How animals are designed to make the most efficient use of physical principles in their struggle to survive.
Physics World magazine editor Durrani and Kalaugher, who has a doctorate in materials science, admit to “anthropomorphising” animal behavior in the interest of telling a good story, a smart decision that allows them to amply demonstrate how animals succeed in making physics work for them. Each of the chapters focuses on a specific area of physics—Heat, Forces, Fluids, Sound, Electricity and Magnetism, and Light—and the authors clearly explain the physical principles involved. Many of the examples they provide may seem counterintuitive. For example, a wet dog expends less energy removing moisture by shaking its fur than if it simply waited for the water to evaporate. This is because the cooling effect of evaporation requires the dog to expend energy to maintain its body temperature. As the authors write, “dog fur minimizes heat loss through conduction and convection.

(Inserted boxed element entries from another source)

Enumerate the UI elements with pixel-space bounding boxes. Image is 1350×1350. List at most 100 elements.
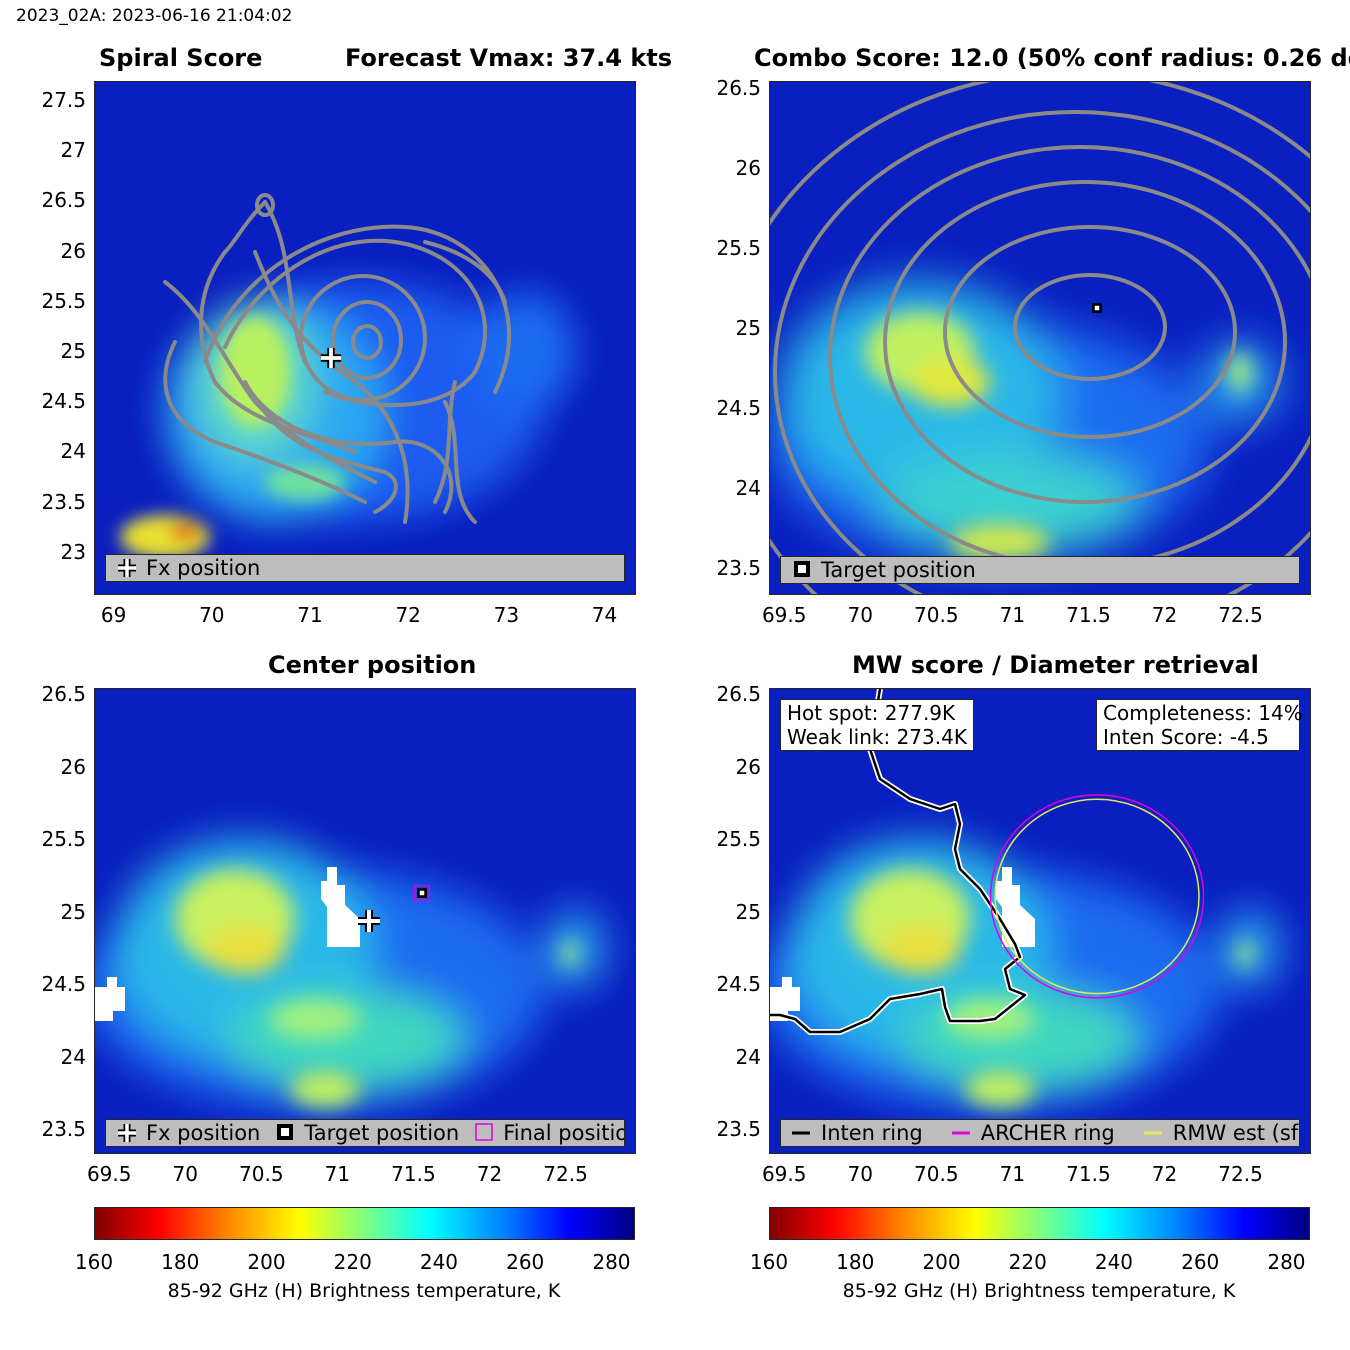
image-header: 2023_02A: 2023-06-16 21:04:02 [16, 6, 293, 26]
y-tick-label: 24.5 [41, 389, 86, 414]
y-tick-label: 24.5 [716, 972, 761, 997]
y-tick-label: 25.5 [41, 827, 86, 852]
x-tick-label: 71.5 [1066, 603, 1111, 627]
x-tick-label: 70.5 [914, 603, 959, 627]
y-tick-label: 25 [60, 339, 86, 364]
colorbar-left [94, 1207, 635, 1240]
square-icon [794, 561, 810, 577]
open-square-icon [475, 1123, 493, 1141]
x-tick-label: 70 [847, 1162, 873, 1186]
center-heatmap [95, 689, 635, 1153]
y-tick-label: 24 [735, 1044, 761, 1069]
combo-contours [770, 82, 1310, 594]
x-tick-label: 71.5 [391, 1162, 436, 1186]
colorbar-tick-label: 260 [506, 1250, 545, 1274]
legend-label: Fx position [146, 556, 261, 580]
y-tick-label: 25 [735, 316, 761, 340]
y-tick-label: 23 [60, 539, 86, 564]
completeness-text: Completeness: 14% [1103, 701, 1303, 725]
y-tick-label: 23.5 [41, 489, 86, 514]
combo-heatmap [770, 82, 1310, 594]
x-tick-label: 70.5 [239, 1162, 284, 1186]
y-tick-label: 24 [735, 476, 761, 500]
colorbar-tick-label: 180 [161, 1250, 200, 1274]
spiral-contours [163, 193, 512, 524]
center-map: Fx position Target position Final positi… [94, 688, 636, 1154]
hot-spot-text: Hot spot: 277.9K [787, 701, 956, 725]
land-mask [95, 977, 125, 1021]
colorbar-tick-label: 240 [419, 1250, 459, 1274]
x-tick-label: 72 [1151, 603, 1178, 627]
x-tick-label: 71 [999, 603, 1026, 627]
y-tick-label: 25.5 [41, 288, 86, 313]
colorbar-tick-label: 280 [592, 1250, 631, 1274]
land-mask [321, 867, 360, 947]
mw-info-right: Completeness: 14% Inten Score: -4.5 [1096, 699, 1303, 751]
spiral-heatmap [95, 82, 635, 594]
y-tick-label: 24.5 [716, 396, 761, 420]
land-mask [770, 977, 800, 1021]
legend-label: Fx position [146, 1121, 261, 1145]
spiral-vmax-title: Forecast Vmax: 37.4 kts [345, 44, 673, 72]
line-icon [1143, 1131, 1162, 1135]
y-tick-label: 23.5 [716, 556, 761, 580]
target-position-marker [1088, 299, 1106, 321]
archer-ring [989, 794, 1205, 999]
mw-info-left: Hot spot: 277.9K Weak link: 273.4K [780, 699, 974, 751]
y-tick-label: 25.5 [716, 236, 761, 260]
y-tick-label: 26 [60, 238, 86, 263]
colorbar-tick-label: 200 [247, 1250, 286, 1274]
mw-heatmap [770, 689, 1310, 1153]
cross-icon [118, 1124, 136, 1142]
legend-label: Inten ring [821, 1121, 923, 1145]
combo-title: Combo Score: 12.0 (50% conf radius: 0.26… [754, 44, 1350, 72]
y-tick-label: 26 [735, 754, 761, 779]
cross-icon [118, 559, 136, 577]
x-tick-label: 69 [100, 603, 127, 627]
legend-item-fx: Fx position [106, 556, 260, 580]
legend-item-final: Final position [463, 1121, 624, 1145]
mw-map: Hot spot: 277.9K Weak link: 273.4K Compl… [769, 688, 1311, 1154]
y-tick-label: 25 [60, 899, 86, 924]
mw-legend: Inten ring ARCHER ring RMW est (sfc) [780, 1119, 1300, 1147]
colorbar-tick-label: 280 [1267, 1250, 1306, 1274]
line-icon [951, 1131, 970, 1135]
spiral-title: Spiral Score [99, 44, 263, 72]
y-tick-label: 26.5 [41, 682, 86, 707]
legend-label: RMW est (sfc) [1172, 1121, 1299, 1145]
y-tick-label: 23.5 [41, 1117, 86, 1142]
center-legend: Fx position Target position Final positi… [105, 1119, 625, 1147]
rmw-ring [994, 798, 1200, 995]
y-tick-label: 27 [60, 138, 86, 163]
y-tick-label: 26.5 [716, 76, 761, 100]
square-icon [277, 1124, 294, 1140]
target-position-marker [413, 884, 431, 906]
line-icon [792, 1131, 810, 1135]
weak-link-text: Weak link: 273.4K [787, 725, 967, 749]
x-tick-label: 70 [847, 603, 873, 627]
spiral-map: Fx position [94, 81, 636, 595]
y-tick-label: 24 [60, 1044, 86, 1069]
x-tick-label: 70 [199, 603, 225, 627]
legend-label: Target position [304, 1121, 460, 1145]
y-tick-label: 26 [60, 754, 86, 779]
x-tick-label: 72 [395, 603, 421, 627]
colorbar-right [769, 1207, 1310, 1240]
inten-ring [770, 689, 1028, 1035]
colorbar-label-right: 85-92 GHz (H) Brightness temperature, K [842, 1280, 1236, 1302]
y-tick-label: 26.5 [716, 682, 761, 707]
legend-item-target: Target position [264, 1121, 459, 1145]
x-tick-label: 73 [493, 603, 520, 627]
mw-title: MW score / Diameter retrieval [852, 651, 1259, 679]
y-tick-label: 24.5 [41, 972, 86, 997]
x-tick-label: 72 [476, 1162, 503, 1186]
x-tick-label: 74 [591, 603, 618, 627]
x-tick-label: 70.5 [914, 1162, 959, 1186]
combo-legend: Target position [780, 556, 1300, 584]
y-tick-label: 23.5 [716, 1117, 761, 1142]
x-tick-label: 72 [1151, 1162, 1178, 1186]
legend-label: ARCHER ring [980, 1121, 1115, 1145]
x-tick-label: 72.5 [1218, 1162, 1263, 1186]
x-tick-label: 71 [999, 1162, 1026, 1186]
x-tick-label: 69.5 [86, 1162, 132, 1186]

But if that fur is wet, the animal has to burn precious energy to stay warm enough for its body to work. No pooch is that daft, as you’ll know to your soggy cost if you’ve stood next to a dog that’s just bounded out of a river.” Though readers likely don’t frequently think about hornets, they will be surprised to learn that Oriental hornets have a natural solar cell that allows them to convert sunbeams into electricity. Durrani and Kalaugher also speculate about the multipurpose role of the peacock’s tail in the mating ritual. The colorful plumage is a sign of vitality that attracts mate-seeking females. Furthermore, recordings reveal that by rustling their tails, they make “a quieter, and more pleasing, shivering noise,” that accompanies their more raucous mating-related vocalizations. Another offbeat factoid—in a book full of them—is the way that elephants raise one foot from the ground in order to use their other three to triangulate vibrations.
Light science reading that informs while it entertains—good for dipping into and out of.